The advisory board has become a controversial part of Nexus Mutual because it is a centralized group. According to Nexus Mutual the advisory board exists to “provide qualified technical guidance to the members of the mutual as well as enact emergency functions should they be required.”
The advisory board can help provide mitigation for fraudulent claims, or for malicious activities against the mutual. They have the power to burn member tokens and to kick members out of the mutual if there’s reason to do so.
How Does the NXM Token Work?
The NXM token is unique among cryptocurrencies because it can only be purchased through the Nexus Mutual platform. It is not available through any other exchange, broker, or trading platform. Those who wish to speculate on the price of NXM can do so on exchanges by purchasing and selling wrapped NXM (WNXM).
The reason for keeping NXM off of exchanges and trading platforms is that it was designed in such a way that all of the value creation of the token is also a function of the health of the Nexus Mutual platform. So, even though the price of the token is largely market-driven, it is actually more complicated than a basic supply and demand dynamic.

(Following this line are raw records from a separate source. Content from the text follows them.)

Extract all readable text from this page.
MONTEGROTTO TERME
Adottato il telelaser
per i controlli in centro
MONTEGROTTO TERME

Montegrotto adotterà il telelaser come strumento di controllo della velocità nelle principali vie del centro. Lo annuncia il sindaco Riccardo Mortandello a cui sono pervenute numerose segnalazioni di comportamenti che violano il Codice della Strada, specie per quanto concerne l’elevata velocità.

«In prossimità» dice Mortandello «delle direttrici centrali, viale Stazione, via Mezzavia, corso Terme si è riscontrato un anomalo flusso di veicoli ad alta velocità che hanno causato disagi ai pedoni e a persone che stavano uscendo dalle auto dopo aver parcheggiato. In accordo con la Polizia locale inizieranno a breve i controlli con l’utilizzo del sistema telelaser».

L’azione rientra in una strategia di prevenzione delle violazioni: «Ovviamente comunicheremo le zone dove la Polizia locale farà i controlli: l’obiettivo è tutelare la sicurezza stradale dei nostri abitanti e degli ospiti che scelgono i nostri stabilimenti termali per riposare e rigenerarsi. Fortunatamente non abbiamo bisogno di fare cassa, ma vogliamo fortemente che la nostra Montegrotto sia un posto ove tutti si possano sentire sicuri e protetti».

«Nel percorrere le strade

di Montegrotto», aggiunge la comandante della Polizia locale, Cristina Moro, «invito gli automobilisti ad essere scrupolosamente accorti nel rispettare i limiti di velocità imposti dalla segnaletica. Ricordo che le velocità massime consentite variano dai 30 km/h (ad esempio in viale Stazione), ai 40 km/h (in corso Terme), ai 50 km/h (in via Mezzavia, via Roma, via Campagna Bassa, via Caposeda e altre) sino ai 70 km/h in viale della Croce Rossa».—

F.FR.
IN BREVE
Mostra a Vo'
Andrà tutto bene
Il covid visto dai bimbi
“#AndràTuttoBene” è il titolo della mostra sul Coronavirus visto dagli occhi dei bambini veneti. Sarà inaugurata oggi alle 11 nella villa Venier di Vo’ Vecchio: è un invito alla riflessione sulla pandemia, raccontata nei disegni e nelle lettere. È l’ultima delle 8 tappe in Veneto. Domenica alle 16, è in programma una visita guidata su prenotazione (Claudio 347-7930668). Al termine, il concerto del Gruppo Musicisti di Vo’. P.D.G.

The price is driven in part by the Minimum Capital Requirement (MCR). This is the level that defines whether or not the system has enough capital to pay all claims. A higher MCR indicates a higher probability that all claims will be paid. It also provides an increase to the value of the NXM token.
This makes sense since a higher MCR means more funds are being held in the Capital pool. Since all the token holders are also members of the mutual each person benefits from the success of the platform. Thus the more capital held in the platform, the more value in each token held by members.
This Continuous Token Model has gained the attention of many advocates for decentralized finance. As of mid-November 2020 the NXM token is trading at $23.29, which is down more than 70% from the August 2020 high of $82.35. Of course it is also a nearly 300% gain from the July 2020 low of $6.84.
As we said at the start of this piece, Nexus Mutual is a unique project in what is a potentially huge market. For the time being it is tightly focused on cover for smart contracts, and the team seems to have found the traction needed to keep growing. The future is looking quite bright.
The first challenge to the project came and went without a hitch as they paid out roughly $31,000 in claims following the February 2020 hack on bZx. That was enough to create a feeling of legitimacy around the project, leading to significant growth in 2020, and a massive rise in the price of the NXM token.
And yet many obstacles remain for Nexus Mutual and its team. Naturally the first issue that needs to be addressed is how to expand coverage and in what direction. Covering smart contract vulnerabilities is an excellent niche, but it’s only the tip of the iceberg in the nascent cryptocurrency world.
And project founder Karp has already mentioned the possibility of including coverage for all the typical things like natural disasters and injuries. That’s obviously a large step in the future, but it is also encouraging for the long-term and highlights just how huge Nexus Mutual could grow to become.
The only potential change we might suggest now is doing away with the advisory board, or finding a way to decentralize it.
Otherwise Nexus Mutual seems to be a strong project in an uncrowded blockchain niche. The team has made good progress already, and there is a great deal of future potential as well, presuming that Nexus Mutual remains ahead of any potential competitors.